そこで働いていた鉱山開発を担当されていた方が笹洞鹿通(かどおり)地内にて、蛍石の鉱脈を発見しました。
蛍石鉱山の採掘権は松下鉱山に売却され、昭和30年から松下鉱山が本格的に採掘するようになりました。
採掘された蛍石は鉄鋼の触媒として、主に愛知県春日井市の大同鋼業(現在の大同特殊鋼)や大阪に出荷されていました。
採掘当初は平行に進む鉱脈で、この時でも脈の太さはタタミ一畳ほどもありました。坑道内の蛍石は現在拾う事ができるものと比べるとずっと緑の濃いものだったそうです。
並行の脈が尽きてくると、上に登ったり、縦穴を掘って地下の脈を探すようになりますが、上に掘ると落盤することがあり、地下深くを探すようになります。
いくつも縦穴をほったそうですが、本坑を深く掘り約90mのエレベーターを設け、降りた場所に大きな空洞を作り更にそこから横穴で脈を探すようになります。地下空洞はダンプが走れるほどだったそうです。
初期の頃の採掘方法はノミで石に穴を掘り、そこにダイナマイトをいれて、同じようなものを5つほど作り、導火線でつないで爆破して岩盤を砕きながら蛍石を採掘していました。。
後期になるとノミでほっていた穴をエアー式のさく岩機で掘るようになります。
昭和46年、脈が細くなり採れる量が減ってくると、松下鉱山は取引先の林火薬(御嵩町)に採掘権を譲渡しました。林火薬もしばらく採掘しましたが、やはり取れる量が少なくすぐに採掘をやめ、それ以来笹洞鉱山は放置されていました。

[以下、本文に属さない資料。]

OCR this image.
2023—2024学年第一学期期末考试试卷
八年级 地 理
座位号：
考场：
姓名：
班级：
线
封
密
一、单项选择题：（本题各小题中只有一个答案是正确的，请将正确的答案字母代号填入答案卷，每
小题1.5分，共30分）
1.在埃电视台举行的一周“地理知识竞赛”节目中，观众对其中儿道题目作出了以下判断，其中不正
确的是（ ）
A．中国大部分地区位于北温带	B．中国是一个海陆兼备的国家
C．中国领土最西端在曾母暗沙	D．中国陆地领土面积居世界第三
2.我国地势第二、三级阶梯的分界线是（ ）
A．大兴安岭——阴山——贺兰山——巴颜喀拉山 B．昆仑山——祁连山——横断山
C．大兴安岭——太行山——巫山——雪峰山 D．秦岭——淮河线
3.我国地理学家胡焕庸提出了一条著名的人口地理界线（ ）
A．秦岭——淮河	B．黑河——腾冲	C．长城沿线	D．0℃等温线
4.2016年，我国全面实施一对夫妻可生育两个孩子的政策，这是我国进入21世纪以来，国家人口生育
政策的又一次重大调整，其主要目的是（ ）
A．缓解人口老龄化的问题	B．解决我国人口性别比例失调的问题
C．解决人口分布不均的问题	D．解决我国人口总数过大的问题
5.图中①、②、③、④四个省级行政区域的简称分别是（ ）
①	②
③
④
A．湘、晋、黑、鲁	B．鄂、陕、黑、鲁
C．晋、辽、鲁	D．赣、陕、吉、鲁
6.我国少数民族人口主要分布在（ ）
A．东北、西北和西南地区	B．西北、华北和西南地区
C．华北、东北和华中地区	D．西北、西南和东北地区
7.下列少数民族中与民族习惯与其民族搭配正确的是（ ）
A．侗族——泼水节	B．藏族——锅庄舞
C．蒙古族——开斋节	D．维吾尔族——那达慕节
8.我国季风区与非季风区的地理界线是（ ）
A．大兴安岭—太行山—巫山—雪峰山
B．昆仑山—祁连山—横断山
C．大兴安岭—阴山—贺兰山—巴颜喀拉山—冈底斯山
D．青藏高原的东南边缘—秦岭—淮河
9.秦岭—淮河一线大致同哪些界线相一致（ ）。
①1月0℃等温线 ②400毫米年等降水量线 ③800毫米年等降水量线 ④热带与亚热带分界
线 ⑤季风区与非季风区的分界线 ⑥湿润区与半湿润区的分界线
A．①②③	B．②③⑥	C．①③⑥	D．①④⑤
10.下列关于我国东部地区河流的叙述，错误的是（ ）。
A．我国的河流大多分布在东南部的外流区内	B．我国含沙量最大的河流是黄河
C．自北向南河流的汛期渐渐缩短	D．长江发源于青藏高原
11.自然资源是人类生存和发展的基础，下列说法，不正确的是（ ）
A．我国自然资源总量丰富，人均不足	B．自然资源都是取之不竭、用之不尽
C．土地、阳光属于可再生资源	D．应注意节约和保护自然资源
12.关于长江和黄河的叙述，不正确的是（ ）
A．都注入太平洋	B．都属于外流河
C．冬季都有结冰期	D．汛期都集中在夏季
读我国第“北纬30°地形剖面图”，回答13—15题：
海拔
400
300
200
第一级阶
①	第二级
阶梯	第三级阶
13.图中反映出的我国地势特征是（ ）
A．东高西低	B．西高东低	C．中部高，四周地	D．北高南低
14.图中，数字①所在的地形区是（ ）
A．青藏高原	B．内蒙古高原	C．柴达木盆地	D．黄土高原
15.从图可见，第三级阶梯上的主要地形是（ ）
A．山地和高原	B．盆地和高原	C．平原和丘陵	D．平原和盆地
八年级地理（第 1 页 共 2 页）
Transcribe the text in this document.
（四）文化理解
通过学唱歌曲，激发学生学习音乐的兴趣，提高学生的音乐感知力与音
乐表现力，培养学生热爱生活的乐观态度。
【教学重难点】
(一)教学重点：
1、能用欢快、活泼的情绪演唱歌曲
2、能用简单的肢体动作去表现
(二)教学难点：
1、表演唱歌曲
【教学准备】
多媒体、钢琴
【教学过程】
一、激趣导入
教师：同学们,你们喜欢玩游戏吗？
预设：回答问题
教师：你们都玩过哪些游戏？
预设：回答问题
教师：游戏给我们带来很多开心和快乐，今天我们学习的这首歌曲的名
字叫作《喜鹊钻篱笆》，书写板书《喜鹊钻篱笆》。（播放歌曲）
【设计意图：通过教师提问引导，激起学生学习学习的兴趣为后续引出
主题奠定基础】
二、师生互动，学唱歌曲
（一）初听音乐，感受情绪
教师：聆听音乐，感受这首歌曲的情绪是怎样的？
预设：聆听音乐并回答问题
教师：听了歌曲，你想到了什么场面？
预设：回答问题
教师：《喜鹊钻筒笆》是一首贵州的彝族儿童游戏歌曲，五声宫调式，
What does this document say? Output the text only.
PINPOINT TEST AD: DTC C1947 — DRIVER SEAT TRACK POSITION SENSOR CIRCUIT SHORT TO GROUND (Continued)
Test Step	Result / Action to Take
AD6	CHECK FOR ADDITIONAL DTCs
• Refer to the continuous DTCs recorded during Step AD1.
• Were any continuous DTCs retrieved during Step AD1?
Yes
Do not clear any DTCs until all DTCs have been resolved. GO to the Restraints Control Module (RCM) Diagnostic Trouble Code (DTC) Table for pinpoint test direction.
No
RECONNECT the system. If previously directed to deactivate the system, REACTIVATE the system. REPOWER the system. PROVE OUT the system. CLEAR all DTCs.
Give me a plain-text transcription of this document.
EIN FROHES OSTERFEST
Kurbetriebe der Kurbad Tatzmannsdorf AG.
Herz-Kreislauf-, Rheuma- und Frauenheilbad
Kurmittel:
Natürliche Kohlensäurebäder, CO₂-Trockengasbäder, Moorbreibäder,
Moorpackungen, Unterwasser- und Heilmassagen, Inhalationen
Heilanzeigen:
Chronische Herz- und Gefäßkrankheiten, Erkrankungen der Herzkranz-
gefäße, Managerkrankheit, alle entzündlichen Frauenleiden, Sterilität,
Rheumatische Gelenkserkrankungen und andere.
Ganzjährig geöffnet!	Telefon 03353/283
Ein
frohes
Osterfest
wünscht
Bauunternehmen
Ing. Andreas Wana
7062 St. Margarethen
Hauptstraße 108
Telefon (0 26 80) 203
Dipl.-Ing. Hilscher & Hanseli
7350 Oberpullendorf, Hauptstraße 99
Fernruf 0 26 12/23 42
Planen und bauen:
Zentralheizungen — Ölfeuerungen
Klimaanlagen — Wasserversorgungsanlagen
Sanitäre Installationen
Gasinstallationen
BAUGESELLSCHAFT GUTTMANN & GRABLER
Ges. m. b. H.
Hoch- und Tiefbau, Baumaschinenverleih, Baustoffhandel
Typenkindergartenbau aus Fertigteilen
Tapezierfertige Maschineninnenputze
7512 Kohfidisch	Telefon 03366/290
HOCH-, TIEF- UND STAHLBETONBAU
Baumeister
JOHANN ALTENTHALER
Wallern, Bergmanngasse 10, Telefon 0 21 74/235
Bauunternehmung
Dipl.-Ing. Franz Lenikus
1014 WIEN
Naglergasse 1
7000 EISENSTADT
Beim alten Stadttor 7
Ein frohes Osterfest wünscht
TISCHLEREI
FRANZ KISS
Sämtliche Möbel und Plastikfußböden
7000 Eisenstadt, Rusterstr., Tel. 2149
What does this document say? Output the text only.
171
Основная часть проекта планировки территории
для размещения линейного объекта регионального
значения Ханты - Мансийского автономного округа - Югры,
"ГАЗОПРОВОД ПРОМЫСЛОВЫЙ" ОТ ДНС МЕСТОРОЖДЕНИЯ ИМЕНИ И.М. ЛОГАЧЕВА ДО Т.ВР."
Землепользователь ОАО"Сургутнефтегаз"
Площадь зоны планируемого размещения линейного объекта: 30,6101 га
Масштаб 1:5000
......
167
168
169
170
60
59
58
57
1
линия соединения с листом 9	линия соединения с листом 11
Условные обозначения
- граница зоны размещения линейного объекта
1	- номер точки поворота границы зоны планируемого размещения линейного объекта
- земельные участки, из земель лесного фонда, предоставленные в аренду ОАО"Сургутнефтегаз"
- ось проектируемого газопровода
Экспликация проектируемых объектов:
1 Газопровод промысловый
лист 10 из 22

松下鉱山は本社のある春日井で蛍石を輸入し、引き続き営業していました。

蛍石 Fulorite

硬度4 CaF2 フッ化カルシウム ハロゲン化合物
製鉄の融剤として古くから採掘されてきた鉱物ですが、近年は製鉄の際に出るフッ素を含んだスラッジに毒性があり、処理が難しいことから使用されなくなりました。
現在ではレンズに加工され超高精度を要する機器に用いられています。一眼カメラのレンズとしても使用されることもあり、聞いたことがある方もいるかもしれません。
フッ素の原料としては今でも盛んに利用され、フッ素樹脂としてコーティングの材料、フロンガスなどの身近なものに使われています。
高温で光る性質を持ち、一部の蛍石は紫外線で光るものもあり、蛍光(fluorescence)という言葉はホタルが光る様子ではなく、蛍石が光る様子から生まれました。
その結晶の形や多彩な色で鉱物標本としてとても人気のある鉱物でもあります。